His rise from unknown former winger to the Premier League’s best right-back in 18 months was truly astounding, but the subsequent stall in development over the last two years has been stark. His form has dipped, his relationship with many fans has soured, and his head has been turned. Reports suggest the club’s has too. If Arsenal truly are ‘ready to sacrifice’ their best young player to fund a squad revamp, it would confirm Bellerin as Wenger’s biggest failure.

In many ways, Bellerin epitomises the best and worst of Wenger. “Trust,” was Patrick Vieira’s response when asked for his former manager’s greatest strength in 2013. “He trusts his players. He will try to make you make the right decision by yourself, not him telling you what you expect or what you want to do.”

And his biggest flaw? “That [trust] can be a weakness as well. Because sometimes as a player, you need a good kick in your ass.” Just ask Alex Oxlade-Chamberlain, who stated last summer that he joined Liverpool to receive a much-needed “kick up the backside” to reach “the next level”.

It is no coincidence that both Oxlade-Chamberlain and even Francis Coquelin recently cited the need to leave Arsenal’s “comfort zone” to develop as players. There are few better managers at identifying potential diamonds, yet there are few worse at applying the necessary pressure and providing the conditions to polish them. “One day I’ll give you the list of those at the top level who have made careers with me and you will see,” Wenger said in 2010, but his reputation with young players is built on Thierry Henry, on Vieira, on Kolo Toure. They are distant memories compared to Theo Walcott, to Jack Wilshere, to Johan Djourou – stars that shone bright but quickly flickered and faded.
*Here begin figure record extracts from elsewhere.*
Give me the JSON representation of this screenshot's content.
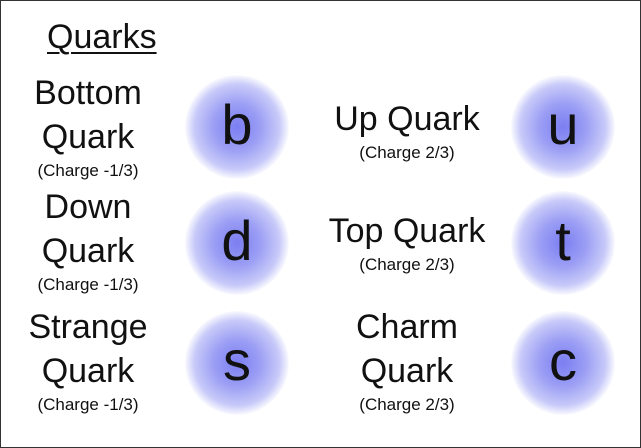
{
  "title": "Quarks",
  "quarks": [
    {
      "name_lines": [
        "Bottom",
        "Quark"
      ],
      "charge": "(Charge -1/3)",
      "symbol": "b"
    },
    {
      "name_lines": [
        "Up Quark"
      ],
      "charge": "(Charge 2/3)",
      "symbol": "u"
    },
    {
      "name_lines": [
        "Down",
        "Quark"
      ],
      "charge": "(Charge -1/3)",
      "symbol": "d"
    },
    {
      "name_lines": [
        "Top Quark"
      ],
      "charge": "(Charge 2/3)",
      "symbol": "t"
    },
    {
      "name_lines": [
        "Strange",
        "Quark"
      ],
      "charge": "(Charge -1/3)",
      "symbol": "s"
    },
    {
      "name_lines": [
        "Charm",
        "Quark"
      ],
      "charge": "(Charge 2/3)",
      "symbol": "c"
    }
  ],
  "glow_color": "#7b7ef1"
}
Bellerin was destined to be different. He had the physical gifts, the prodigious talents. Yet Wenger left it to nature instead of nurture. There is a reason Guardiola sought Bellerin so eagerly less than two years ago, and why Juventus are courting him now. It is the most damning indictment of Wenger that one of the world’s best young players has stagnated and plateaued under his management.

Wenger placed enough faith in Bellerin to give him an opportunity in the Arsenal first team, but also to progress and reach his full potential without significant guidance or coaching. As Vieira said: “He will try to make you make the right decision by yourself.”
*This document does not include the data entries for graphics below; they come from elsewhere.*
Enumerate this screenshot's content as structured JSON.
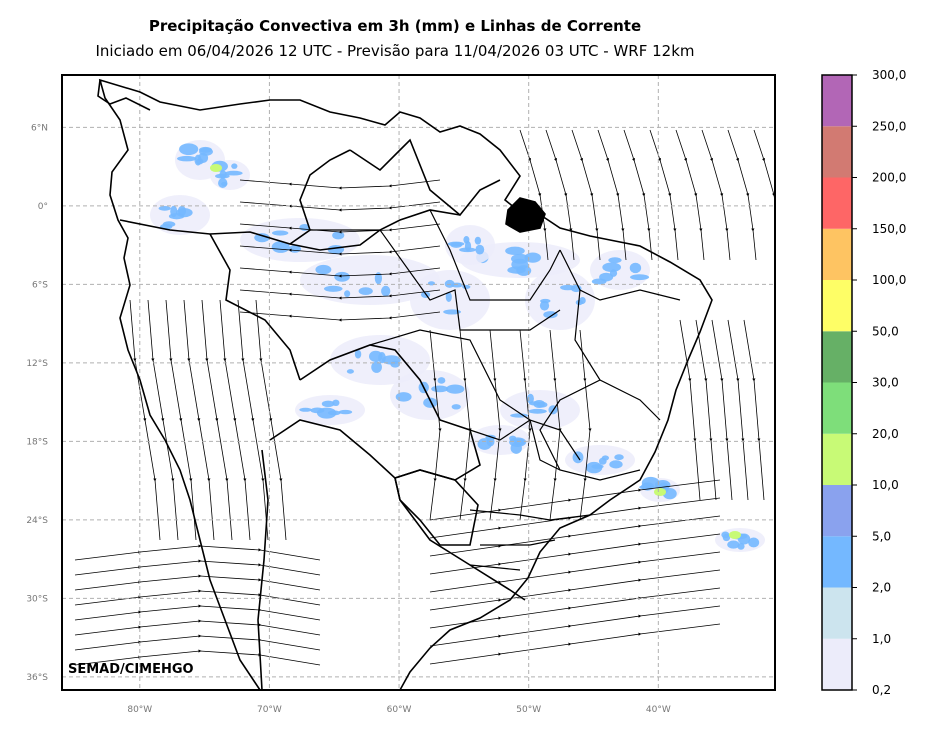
{
  "header": {
    "title": "Precipitação Convectiva em 3h (mm) e Linhas de Corrente",
    "subtitle": "Iniciado em 06/04/2026 12 UTC - Previsão para 11/04/2026 03 UTC - WRF 12km"
  },
  "map": {
    "lon_range": [
      -86,
      -31
    ],
    "lat_range": [
      -37,
      10
    ],
    "lat_ticks": [
      "6°N",
      "0°",
      "6°S",
      "12°S",
      "18°S",
      "24°S",
      "30°S",
      "36°S"
    ],
    "lon_ticks": [
      "80°W",
      "70°W",
      "60°W",
      "50°W",
      "40°W"
    ],
    "gridlines": true,
    "credit": "SEMAD/CIMEHGO"
  },
  "colorbar": {
    "labels": [
      "0,2",
      "1,0",
      "2,0",
      "5,0",
      "10,0",
      "20,0",
      "30,0",
      "50,0",
      "100,0",
      "150,0",
      "200,0",
      "250,0",
      "300,0"
    ],
    "colors": [
      "#ececfa",
      "#cce4ee",
      "#74b8ff",
      "#8aa2ee",
      "#c8fa76",
      "#7ede7a",
      "#66b066",
      "#fefe66",
      "#fec462",
      "#fe6666",
      "#d27a72",
      "#b266b6"
    ]
  }
}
He is the father who cared for his son until he took his first steps, then decided he could be trusted unattended. Just when he needed to pay more attention, he turned away thinking the job was done.
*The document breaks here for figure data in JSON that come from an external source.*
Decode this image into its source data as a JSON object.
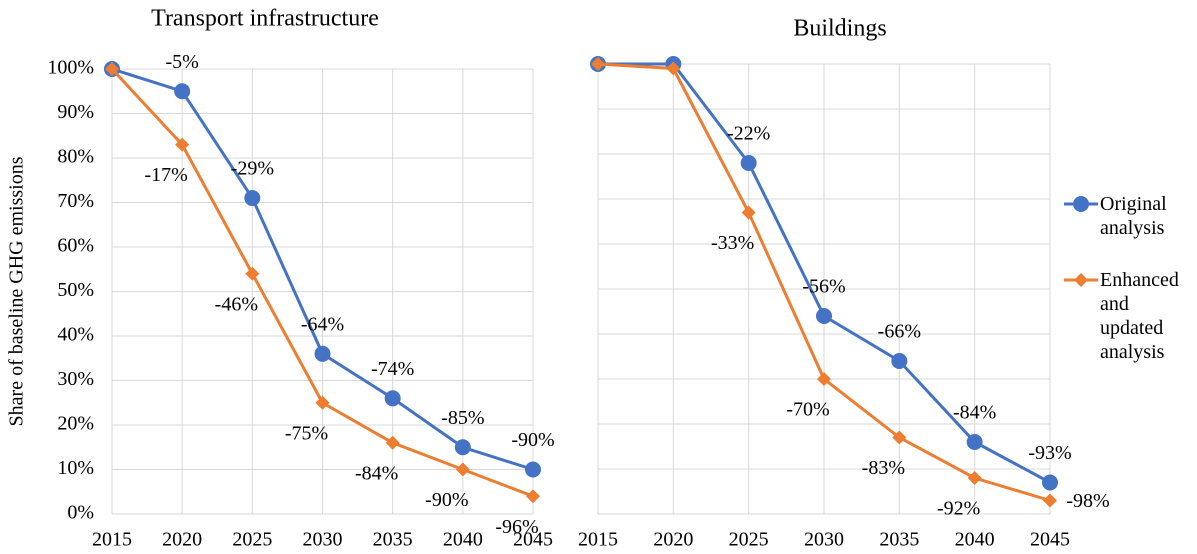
{
  "chart_data": [
    {
      "type": "line",
      "title": "Transport infrastructure",
      "y_label": "Share of baseline GHG emissions",
      "x": [
        2015,
        2020,
        2025,
        2030,
        2035,
        2040,
        2045
      ],
      "xlim": [
        2015,
        2045
      ],
      "xticks": [
        2015,
        2020,
        2025,
        2030,
        2035,
        2040,
        2045
      ],
      "ylim": [
        0,
        100
      ],
      "yticks": [
        {
          "value": 0,
          "label": "0%"
        },
        {
          "value": 10,
          "label": "10%"
        },
        {
          "value": 20,
          "label": "20%"
        },
        {
          "value": 30,
          "label": "30%"
        },
        {
          "value": 40,
          "label": "40%"
        },
        {
          "value": 50,
          "label": "50%"
        },
        {
          "value": 60,
          "label": "60%"
        },
        {
          "value": 70,
          "label": "70%"
        },
        {
          "value": 80,
          "label": "80%"
        },
        {
          "value": 90,
          "label": "90%"
        },
        {
          "value": 100,
          "label": "100%"
        }
      ],
      "ytick_labels": true,
      "grid": true,
      "series": [
        {
          "name": "Original analysis",
          "color": "#4472c4",
          "marker": "circle",
          "values": [
            100,
            95,
            71,
            36,
            26,
            15,
            10
          ],
          "labels": [
            null,
            "-5%",
            "-29%",
            "-64%",
            "-74%",
            "-85%",
            "-90%"
          ]
        },
        {
          "name": "Enhanced and updated analysis",
          "color": "#ed7d31",
          "marker": "diamond",
          "values": [
            100,
            83,
            54,
            25,
            16,
            10,
            4
          ],
          "labels": [
            null,
            "-17%",
            "-46%",
            "-75%",
            "-84%",
            "-90%",
            "-96%"
          ]
        }
      ]
    },
    {
      "type": "line",
      "title": "Buildings",
      "x": [
        2015,
        2020,
        2025,
        2030,
        2035,
        2040,
        2045
      ],
      "xlim": [
        2015,
        2045
      ],
      "xticks": [
        2015,
        2020,
        2025,
        2030,
        2035,
        2040,
        2045
      ],
      "ylim": [
        0,
        100
      ],
      "yticks": [
        0,
        10,
        20,
        30,
        40,
        50,
        60,
        70,
        80,
        90,
        100
      ],
      "ytick_labels": false,
      "grid": true,
      "legend": "right",
      "series": [
        {
          "name": "Original analysis",
          "color": "#4472c4",
          "marker": "circle",
          "values": [
            100,
            100,
            78,
            44,
            34,
            16,
            7
          ],
          "labels": [
            null,
            null,
            "-22%",
            "-56%",
            "-66%",
            "-84%",
            "-93%"
          ]
        },
        {
          "name": "Enhanced and updated analysis",
          "color": "#ed7d31",
          "marker": "diamond",
          "values": [
            100,
            99,
            67,
            30,
            17,
            8,
            3
          ],
          "labels": [
            null,
            null,
            "-33%",
            "-70%",
            "-83%",
            "-92%",
            "-98%"
          ]
        }
      ]
    }
  ]
}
“In the next six years, Bellerin will still be playing the same. There’ll be no improvement,” said Tony Adams as early as January 2016, and it is impossible to argue. Bellerin has been so thoroughly Arsenalled that a player catching the eye of Europe’s best teams two years ago is now seen as little more than collateral damage in plans to rebuild an ailing side. He is the kind of player Arsenal need to build their future around, yet the club are considering cashing in after driving his value down through their own ineptitude.

Bellerin’s development was never impeded by injury; his longest spell on the sidelines was seven games in late 2016. His progress was never halted by competition; the only other player to start five or more Premier League games at right-back in the last three seasons is Gabriel Paulista. His growth was never disrupted by a lack of chances; since 2015/16, he has played 10,428 minutes for Arsenal – at least 239 more than any other player. He is a 23-year-old buried under the burden of trust, relied upon to find his own path while simultaneously covering Arsenal’s entire right-hand side. He should not be absolved of blame for this slump, but he has been asked to navigate the maze of elite first-team football blindfolded.

Be it Koscielny or Mertesacker on that difficult first-team debut against Dortmund, or Wenger ever since, Bellerin has been let down by those around him with considerably more experience, and left to his own devices. A player who only ever learned to swim by being thrown in at the deep end is threatening to sink from Arsenal without a trace.